A couple of reviews of the Tokina: http://www.photo.net/equipment/tokina/12-24-f4/ http://www.popphoto.com/assets/download/PP0405_TokinaLensTest.pdf

Here's a comparison of shots from the Sigma 10-20, Tamron 11-18, and Sigma 12-24mm: http://www.pbase.com/cameraguy21773/sigma_1020_samples

And a review of the new Sigma 10-22mm: http://www.ephotozine.com/equipment/tests/testdetail.cfm?test_id=362

Sigma 10-20 photos http://www.photosharp.com.tw/FORUM/ArticleList.aspx?TopicId=107106&ForumId=15&ParentLink=http%3a%2f%2fwww.photosharp.com.tw%2fFORUM%2fTopicList.aspx%3fForumId%3d15 http://www.arthuryam.com/sigma_10-20/ http://www.photo.net/bboard/q-and-a-fetch-msg?msg_id=00DUd8

Here are a couple of decent reviews of the canon 10-22mm: http://www.completedigitalphotography.com/index.php?p=325#more-325 http://www.the-digital-picture.com/Reviews/Canon-EF-S-10-22mm-f-3.5-4.5-USM-Lens-Review.aspx

Of course, now I've seen more of the sigma 10mm photos and wonder if I want that extra 2mm wide... The shots look great! Not a ding on the Tokina though - I still think it's a great option.

But it IS a bit heavy -- but it doesn't appear that the Sigma is a lot lighter, perhaps a bit. I backpack a bit too -- so I know how those extra ounces can multiply on long hills! Enjoy!

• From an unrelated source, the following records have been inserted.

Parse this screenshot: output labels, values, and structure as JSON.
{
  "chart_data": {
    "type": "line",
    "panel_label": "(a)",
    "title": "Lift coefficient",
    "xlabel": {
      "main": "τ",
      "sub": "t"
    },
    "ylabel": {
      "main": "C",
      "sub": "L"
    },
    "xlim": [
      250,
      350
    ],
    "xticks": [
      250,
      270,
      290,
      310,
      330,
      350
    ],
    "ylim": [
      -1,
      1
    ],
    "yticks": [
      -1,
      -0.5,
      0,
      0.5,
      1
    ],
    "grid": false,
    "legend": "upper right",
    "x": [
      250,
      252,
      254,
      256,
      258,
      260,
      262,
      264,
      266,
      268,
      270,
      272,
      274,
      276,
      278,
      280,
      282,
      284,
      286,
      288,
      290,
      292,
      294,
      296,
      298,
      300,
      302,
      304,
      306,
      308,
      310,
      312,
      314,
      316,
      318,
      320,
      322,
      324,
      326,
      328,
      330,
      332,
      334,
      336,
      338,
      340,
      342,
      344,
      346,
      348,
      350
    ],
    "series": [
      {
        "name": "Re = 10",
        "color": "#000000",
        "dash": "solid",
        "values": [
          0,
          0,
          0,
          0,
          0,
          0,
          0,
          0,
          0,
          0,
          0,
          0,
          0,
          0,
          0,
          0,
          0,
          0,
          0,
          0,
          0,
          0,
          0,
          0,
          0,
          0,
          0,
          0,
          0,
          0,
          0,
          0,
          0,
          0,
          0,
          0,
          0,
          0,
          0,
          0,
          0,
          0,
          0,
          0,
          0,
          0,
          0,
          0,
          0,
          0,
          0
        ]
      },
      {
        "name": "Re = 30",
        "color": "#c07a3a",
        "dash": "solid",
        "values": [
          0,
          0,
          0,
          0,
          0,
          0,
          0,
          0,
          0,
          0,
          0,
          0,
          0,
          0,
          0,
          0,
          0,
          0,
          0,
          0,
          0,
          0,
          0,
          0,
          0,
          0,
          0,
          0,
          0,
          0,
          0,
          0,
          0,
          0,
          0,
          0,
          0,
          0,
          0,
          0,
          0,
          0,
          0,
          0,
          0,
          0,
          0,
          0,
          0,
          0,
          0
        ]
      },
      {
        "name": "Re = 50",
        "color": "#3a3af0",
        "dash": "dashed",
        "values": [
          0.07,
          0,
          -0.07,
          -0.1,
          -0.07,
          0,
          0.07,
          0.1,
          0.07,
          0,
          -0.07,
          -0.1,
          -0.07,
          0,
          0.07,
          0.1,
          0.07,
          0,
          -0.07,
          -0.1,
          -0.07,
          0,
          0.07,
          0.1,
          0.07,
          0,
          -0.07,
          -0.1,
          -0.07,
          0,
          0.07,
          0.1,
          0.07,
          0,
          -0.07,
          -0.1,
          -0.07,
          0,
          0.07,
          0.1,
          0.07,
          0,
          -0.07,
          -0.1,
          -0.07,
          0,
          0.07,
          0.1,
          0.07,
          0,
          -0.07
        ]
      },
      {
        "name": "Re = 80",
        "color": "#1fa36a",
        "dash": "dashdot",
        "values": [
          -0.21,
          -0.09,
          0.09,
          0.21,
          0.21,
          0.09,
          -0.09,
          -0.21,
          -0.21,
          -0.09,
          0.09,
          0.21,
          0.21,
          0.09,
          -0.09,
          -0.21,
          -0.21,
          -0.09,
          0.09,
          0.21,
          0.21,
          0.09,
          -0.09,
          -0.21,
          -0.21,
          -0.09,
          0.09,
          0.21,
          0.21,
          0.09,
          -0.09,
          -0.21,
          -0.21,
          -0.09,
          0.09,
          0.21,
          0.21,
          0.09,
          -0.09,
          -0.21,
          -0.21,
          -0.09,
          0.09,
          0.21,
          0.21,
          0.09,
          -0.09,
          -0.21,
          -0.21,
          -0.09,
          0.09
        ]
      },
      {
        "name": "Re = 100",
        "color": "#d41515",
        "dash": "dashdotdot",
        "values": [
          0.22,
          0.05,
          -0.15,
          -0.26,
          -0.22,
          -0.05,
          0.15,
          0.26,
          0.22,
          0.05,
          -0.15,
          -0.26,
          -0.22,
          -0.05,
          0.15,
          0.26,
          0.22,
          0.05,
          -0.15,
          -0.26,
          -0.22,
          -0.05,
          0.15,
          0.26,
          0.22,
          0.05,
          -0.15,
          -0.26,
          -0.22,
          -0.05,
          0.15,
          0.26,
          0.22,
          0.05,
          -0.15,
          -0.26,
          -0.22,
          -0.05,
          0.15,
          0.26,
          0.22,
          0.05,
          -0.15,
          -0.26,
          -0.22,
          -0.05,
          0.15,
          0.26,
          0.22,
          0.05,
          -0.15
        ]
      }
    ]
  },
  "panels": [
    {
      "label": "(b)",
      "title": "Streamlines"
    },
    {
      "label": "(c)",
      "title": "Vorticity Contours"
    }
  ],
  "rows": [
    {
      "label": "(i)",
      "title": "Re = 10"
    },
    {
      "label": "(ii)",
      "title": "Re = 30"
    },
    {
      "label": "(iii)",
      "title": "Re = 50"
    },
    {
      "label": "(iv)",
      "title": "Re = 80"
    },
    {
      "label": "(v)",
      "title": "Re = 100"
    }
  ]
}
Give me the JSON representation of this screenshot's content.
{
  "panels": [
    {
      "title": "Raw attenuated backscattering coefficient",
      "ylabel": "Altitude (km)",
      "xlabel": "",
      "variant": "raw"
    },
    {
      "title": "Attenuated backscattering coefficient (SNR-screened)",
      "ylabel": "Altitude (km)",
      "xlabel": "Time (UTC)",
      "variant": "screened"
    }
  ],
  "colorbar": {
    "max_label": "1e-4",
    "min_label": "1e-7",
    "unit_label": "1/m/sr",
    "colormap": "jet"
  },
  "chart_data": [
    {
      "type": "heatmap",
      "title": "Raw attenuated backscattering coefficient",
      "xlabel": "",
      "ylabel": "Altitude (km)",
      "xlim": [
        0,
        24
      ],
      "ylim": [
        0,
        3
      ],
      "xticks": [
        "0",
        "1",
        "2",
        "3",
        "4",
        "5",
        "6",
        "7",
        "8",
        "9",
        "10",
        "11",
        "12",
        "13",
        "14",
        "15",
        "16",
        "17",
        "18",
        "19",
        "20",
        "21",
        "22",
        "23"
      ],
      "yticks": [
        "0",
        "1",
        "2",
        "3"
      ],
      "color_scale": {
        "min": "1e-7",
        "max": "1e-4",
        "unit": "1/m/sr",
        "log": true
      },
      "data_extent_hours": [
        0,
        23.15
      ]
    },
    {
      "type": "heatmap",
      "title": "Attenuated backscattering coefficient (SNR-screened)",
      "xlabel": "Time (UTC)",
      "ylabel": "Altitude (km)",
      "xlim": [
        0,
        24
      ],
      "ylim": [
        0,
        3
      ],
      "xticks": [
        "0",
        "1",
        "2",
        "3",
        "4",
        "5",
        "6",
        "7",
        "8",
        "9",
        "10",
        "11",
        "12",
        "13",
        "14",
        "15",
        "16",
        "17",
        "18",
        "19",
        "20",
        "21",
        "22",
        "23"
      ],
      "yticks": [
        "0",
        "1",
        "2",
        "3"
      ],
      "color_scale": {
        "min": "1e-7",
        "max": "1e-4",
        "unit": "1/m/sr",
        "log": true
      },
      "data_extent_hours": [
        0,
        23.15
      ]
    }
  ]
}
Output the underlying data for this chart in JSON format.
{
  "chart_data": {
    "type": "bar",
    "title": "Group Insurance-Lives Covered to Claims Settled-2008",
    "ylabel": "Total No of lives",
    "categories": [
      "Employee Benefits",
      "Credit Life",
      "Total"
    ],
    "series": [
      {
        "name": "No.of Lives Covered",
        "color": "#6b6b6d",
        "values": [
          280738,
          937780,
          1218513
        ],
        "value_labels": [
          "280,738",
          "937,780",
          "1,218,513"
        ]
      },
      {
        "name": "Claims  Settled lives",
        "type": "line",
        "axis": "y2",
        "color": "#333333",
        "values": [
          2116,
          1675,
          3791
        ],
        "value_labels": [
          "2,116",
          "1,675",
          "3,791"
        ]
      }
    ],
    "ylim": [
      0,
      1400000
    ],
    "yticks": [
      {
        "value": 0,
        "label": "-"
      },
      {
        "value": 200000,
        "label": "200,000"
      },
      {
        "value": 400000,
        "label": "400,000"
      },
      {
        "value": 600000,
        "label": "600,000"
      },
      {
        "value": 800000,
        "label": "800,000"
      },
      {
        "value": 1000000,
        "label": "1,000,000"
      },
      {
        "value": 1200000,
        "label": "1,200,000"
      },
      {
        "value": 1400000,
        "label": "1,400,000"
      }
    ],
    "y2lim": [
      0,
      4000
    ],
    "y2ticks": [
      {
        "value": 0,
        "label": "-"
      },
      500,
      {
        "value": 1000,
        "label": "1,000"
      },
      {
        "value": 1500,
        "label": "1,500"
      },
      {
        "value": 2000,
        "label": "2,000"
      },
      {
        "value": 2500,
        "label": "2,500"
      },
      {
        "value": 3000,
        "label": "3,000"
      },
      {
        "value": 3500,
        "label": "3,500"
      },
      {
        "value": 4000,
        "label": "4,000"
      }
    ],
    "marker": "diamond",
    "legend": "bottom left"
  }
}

Image Attachment: IMG_8414.JPG

Dmitry Gringauz , October 14, 2005; 01:44 P.M.

Hi, Bob,

Thank you for a good and informative article on wideangle lenses for the DSLRs. It did help me recently in making a choice of which lens to buy for my 10D.

I'd like to point out a small type in the article. The Tamron lens aperture is 4.5-5.6, not 3.5-5.6, as you have listed.

Dmitry.

Hari K , November 12, 2005; 01:10 P.M.

It sucks for me that I end up spending a lot more time dealing with issues with wide angle lenses having chromatic aberrations, vignetting and just slow and expensive, all of which has nothing to do with the actual photography. I thought technology should help us realising our vision better but there seems to be reverse trend going on with digital, where we are forced to waste our energies on silly things like this. Somebody on Photo.net had the cheek to claim that all this C*** is "new Aesthetics" and we better live it and then went on to sing songs about wide angles and small sensors. Cant get more disingeniuos than that. Unless he is a total delusional fool. I do hope folks come up with a affordable full frame sensors to put an end to this misery so that we can get back to our photography and stop fretting about the toys.

End of the Rant.

DAN CASPERSZ , July 31, 2006; 10:57 P.M.

I've been using the Canon EF-S 10-22mm f/3.5-4.5 regularly for a few months now and can recommend it to cropped sensor Canon-users without reservation. It's unerringly sharp, light, compact and very nicely made. The 10-22 is a pleasure to use and has added a new dimension to my photography.